Publication year - 2005
Publication title -
the prostate
Language(s) - English
Resource type - Journals
SCImago Journal Rank - 1.295
H-Index - 123
eISSN - 1097-0045
pISSN - 0270-4137
DOI - 10.1002/pros.20265
Subject(s) - transgene , prostate cancer , cancer research , reporter gene , biology , genetic enhancement , genetically modified mouse , viral vector , prostate , gene , immunology , gene expression , cancer , recombinant dna , genetics
BACKGROUND Transgenic mice that recapitulate the progression of human diseases are potentially useful models for testing the effectiveness of new therapeutic strategies. Their use in pre‐clinical testing of adenovirally‐delivered gene therapies, however, is limited because of restricted cell surface expression of Coxsackie adenovirus receptor (CAR) in mice.
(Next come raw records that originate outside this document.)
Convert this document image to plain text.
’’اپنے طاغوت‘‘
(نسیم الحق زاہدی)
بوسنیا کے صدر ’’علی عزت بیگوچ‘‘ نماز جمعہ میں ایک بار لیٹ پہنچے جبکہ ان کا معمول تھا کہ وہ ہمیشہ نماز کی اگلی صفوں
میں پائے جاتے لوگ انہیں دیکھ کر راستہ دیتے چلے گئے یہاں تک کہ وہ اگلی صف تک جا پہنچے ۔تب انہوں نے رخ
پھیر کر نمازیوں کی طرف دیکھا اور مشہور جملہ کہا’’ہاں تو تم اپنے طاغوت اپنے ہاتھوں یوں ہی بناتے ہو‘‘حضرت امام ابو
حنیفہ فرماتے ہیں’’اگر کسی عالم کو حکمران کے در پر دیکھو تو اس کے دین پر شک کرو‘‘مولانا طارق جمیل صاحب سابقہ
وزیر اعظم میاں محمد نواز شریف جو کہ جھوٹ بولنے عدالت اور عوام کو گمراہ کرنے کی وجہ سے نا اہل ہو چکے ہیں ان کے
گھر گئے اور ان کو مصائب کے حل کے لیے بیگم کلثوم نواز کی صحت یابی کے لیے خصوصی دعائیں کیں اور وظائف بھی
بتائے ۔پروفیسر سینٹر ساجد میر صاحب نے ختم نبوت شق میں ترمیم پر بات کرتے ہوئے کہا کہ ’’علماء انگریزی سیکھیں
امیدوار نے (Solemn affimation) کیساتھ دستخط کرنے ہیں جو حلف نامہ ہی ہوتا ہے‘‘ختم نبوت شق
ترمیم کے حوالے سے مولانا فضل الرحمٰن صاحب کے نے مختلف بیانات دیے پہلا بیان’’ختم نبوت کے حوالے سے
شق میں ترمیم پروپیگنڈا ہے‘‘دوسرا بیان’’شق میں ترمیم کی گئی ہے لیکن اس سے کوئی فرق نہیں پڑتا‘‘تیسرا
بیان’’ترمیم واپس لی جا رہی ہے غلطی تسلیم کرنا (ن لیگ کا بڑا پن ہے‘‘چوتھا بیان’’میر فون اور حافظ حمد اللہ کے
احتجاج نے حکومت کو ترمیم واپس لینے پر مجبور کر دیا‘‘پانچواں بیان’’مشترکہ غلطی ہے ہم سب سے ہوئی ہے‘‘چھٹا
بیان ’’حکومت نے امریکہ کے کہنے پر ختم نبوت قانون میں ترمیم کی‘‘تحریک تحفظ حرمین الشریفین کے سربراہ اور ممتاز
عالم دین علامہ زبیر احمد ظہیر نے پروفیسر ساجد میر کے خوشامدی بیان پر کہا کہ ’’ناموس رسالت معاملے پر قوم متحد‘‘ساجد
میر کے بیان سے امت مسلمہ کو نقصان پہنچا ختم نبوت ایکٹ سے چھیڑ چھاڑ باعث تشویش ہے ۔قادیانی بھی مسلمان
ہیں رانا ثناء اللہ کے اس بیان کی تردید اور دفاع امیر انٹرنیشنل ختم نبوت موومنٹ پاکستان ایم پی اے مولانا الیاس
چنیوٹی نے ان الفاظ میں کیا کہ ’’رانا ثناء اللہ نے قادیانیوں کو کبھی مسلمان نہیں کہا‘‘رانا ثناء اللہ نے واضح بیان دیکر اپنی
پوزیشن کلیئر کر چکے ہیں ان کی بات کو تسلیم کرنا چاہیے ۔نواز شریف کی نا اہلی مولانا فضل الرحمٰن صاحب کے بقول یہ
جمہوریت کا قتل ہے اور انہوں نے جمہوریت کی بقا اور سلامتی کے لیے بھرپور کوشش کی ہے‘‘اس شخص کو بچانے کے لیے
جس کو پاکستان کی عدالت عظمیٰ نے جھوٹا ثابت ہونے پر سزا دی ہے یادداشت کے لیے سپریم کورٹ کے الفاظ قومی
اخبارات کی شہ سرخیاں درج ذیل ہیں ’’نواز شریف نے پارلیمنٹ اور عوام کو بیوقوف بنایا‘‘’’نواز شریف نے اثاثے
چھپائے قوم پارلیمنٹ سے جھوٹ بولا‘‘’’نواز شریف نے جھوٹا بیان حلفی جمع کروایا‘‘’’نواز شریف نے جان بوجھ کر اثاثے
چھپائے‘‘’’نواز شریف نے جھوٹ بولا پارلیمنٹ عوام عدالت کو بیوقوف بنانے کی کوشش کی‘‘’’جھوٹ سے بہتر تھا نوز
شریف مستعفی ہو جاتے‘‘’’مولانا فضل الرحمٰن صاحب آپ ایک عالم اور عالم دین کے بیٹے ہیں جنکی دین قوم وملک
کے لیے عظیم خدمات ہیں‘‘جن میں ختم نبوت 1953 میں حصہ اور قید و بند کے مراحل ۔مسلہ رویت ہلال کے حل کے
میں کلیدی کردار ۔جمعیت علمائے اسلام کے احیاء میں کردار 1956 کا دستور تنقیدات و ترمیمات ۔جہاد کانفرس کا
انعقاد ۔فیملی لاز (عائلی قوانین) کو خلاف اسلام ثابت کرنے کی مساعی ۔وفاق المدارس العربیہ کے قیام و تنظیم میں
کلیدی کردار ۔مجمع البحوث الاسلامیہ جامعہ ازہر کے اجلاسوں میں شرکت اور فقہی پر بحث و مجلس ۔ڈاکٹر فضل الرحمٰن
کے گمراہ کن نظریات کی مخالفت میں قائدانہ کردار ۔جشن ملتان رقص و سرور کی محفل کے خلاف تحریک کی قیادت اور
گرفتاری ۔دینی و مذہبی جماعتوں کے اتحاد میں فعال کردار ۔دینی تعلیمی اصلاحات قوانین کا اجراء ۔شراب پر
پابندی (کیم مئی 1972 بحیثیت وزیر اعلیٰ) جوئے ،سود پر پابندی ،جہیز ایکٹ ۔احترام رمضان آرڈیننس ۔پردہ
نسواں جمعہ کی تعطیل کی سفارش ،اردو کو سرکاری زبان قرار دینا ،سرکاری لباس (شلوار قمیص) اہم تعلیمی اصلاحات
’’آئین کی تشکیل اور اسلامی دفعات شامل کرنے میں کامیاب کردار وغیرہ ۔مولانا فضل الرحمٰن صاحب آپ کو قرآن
METHODS To develop a more suitable transgenic mouse model for testing adenoviral‐based gene therapies for prostate cancer, we generated prostate specific antigen/human CAR (PSA/hCAR) transgenic mice in which a chimeric enhancer/promoter sequence of the human PSA gene drives expression of a functional hCAR coding sequence. Results Expression of an adenovirally‐delivered luciferase reporter gene in prostate tumor cells in bigenic mice (PSA/hCAR + TRAMP) was enhanced compared to the level in tumor cells lacking the PSA/hCAR transgene. CONCLUSIONS Breeding PSA/hCAR mice to existing transgenic mouse models for prostate cancer (e.g., TRAMP) results in improved mouse models for testing adenovirally‐delivered therapeutic genes. © 2005 Wiley‐Liss, Inc.